Predictors with a permutation p-value ≤ 0.05 are highlighted in red. The higher the Mean Decrease Accuracy value (on the x-axis, in %), the more the predictive accuracy of the model would suffer if removing the respective predictor. In case of negative permutation importance values, permutation revealed that accuracy of the permutated data was superior to the real data which translates into the irrelevance of the respective variables for the assessed setting. A: Results for the RF model on the imputed data (nfarms = 212); B: Results of the RF model on the complete cases data set (nfarms = 207).

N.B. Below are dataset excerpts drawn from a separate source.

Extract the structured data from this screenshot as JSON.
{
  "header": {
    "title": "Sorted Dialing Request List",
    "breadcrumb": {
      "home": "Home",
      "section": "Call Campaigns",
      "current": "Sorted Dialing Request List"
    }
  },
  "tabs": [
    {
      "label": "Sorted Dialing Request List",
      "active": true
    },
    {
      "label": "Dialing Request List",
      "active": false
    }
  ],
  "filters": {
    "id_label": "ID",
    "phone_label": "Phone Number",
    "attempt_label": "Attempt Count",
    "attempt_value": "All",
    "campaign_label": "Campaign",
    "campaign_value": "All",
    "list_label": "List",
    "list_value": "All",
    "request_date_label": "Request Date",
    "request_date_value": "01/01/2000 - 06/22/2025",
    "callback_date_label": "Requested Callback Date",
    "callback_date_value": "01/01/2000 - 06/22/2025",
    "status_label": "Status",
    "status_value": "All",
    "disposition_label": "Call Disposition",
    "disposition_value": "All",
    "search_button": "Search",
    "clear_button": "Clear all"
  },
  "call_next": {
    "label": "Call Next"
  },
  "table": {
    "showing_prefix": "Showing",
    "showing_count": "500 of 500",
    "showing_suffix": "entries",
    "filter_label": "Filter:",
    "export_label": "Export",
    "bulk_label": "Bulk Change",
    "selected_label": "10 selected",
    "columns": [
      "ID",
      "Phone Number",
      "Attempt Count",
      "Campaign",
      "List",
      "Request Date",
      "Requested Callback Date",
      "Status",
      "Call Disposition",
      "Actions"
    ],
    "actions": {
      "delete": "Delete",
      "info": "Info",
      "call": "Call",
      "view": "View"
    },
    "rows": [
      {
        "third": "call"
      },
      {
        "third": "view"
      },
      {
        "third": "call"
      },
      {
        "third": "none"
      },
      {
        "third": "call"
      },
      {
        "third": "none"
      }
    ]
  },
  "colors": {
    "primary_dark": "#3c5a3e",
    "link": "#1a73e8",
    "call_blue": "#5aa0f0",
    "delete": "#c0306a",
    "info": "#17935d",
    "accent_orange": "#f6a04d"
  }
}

https://doi.org/10.1371/journal.pone.0296093.g002

The RF was grown with 1,000 trees and four variables appeared to be optimal to be tried at each split yielding an OOB error of 13.7%. The forest of the imputed data was generated with a precision of 77.8%, a predictive accuracy of 83.1%, a recall of 100%, and a F1 score of 87.5%. With a MDA of 30.0% (p = 0.001), pasture turned out to be by far the most important factor to describe the presence of F. hepatica on farm level. Farm-level lameness prevalence was the second highest ranking variable (MDA 8.7%, p = 0.005 followed by farm-level prevalence of hock lesions (MDA 6.3%, p = 0.008). Other relevant features were herd size (MDA 6.1%, p = 0.005), parity (MDA 4.9%, p = 0.03), farming type (MDA 4.5%, p = 0.007), and farm-level milk fat (MDA 3.3%, p = 0.009). As for the complete cases data set, the model performance covered a precision of 98.0%, a predictive accuracy of 87.3%, a recall of 87.3%, and a F1 score of 92.3%. Pasture was the top ranking variable with a MDA of 30.0% (p = 0.001) followed by farm-level lameness prevalence (MDA 8.4%, p = 0.003), farm-level prevalence of hock lesions (MDA 8.4%, p = 0.002), parity (MDA 7.6%, p = 0.008), farming type (MDA 4.8%, p = 0.004), herd size (MDA 4.3%, p = 0.02), and milk fat (MDA 2.3%, p = 0.02).

Discussion

Fasciola hepatica has a complex lifecycle and a volatile epidemiology which render prediction on farm level challenging. Forecasting models to assess the risk of individual farms have focused on seasonal and climate-driven factors [14, 54, 55]. The problem encountered by all of these models is the limited applicability to other regions, their restricted ability to extrapolate conclusions, and their insufficient validity on farm level [54]. In the absence of holistic prediction models taking into account the interplay of different factors associated with parasite occurrence, optimal, farm-specific control strategies cannot be identified and additional efforts are necessary to address the complex epidemiology of fasciolosis and to identify key parameters [22]. Bennema et al. [21] have drawn attention to farm-specific management factors, which may play a role in regard to predicting infection risk. Using two region-specific data sets covering a total number of 27,653 dairy cows on 400 farms across Germany as well as including comprehensive information on production parameters, husbandry methods, management regimes, and farmer attitude, we were able to apply a RF approach and to identify and rank relevant features related to parasite occurrence on farm level.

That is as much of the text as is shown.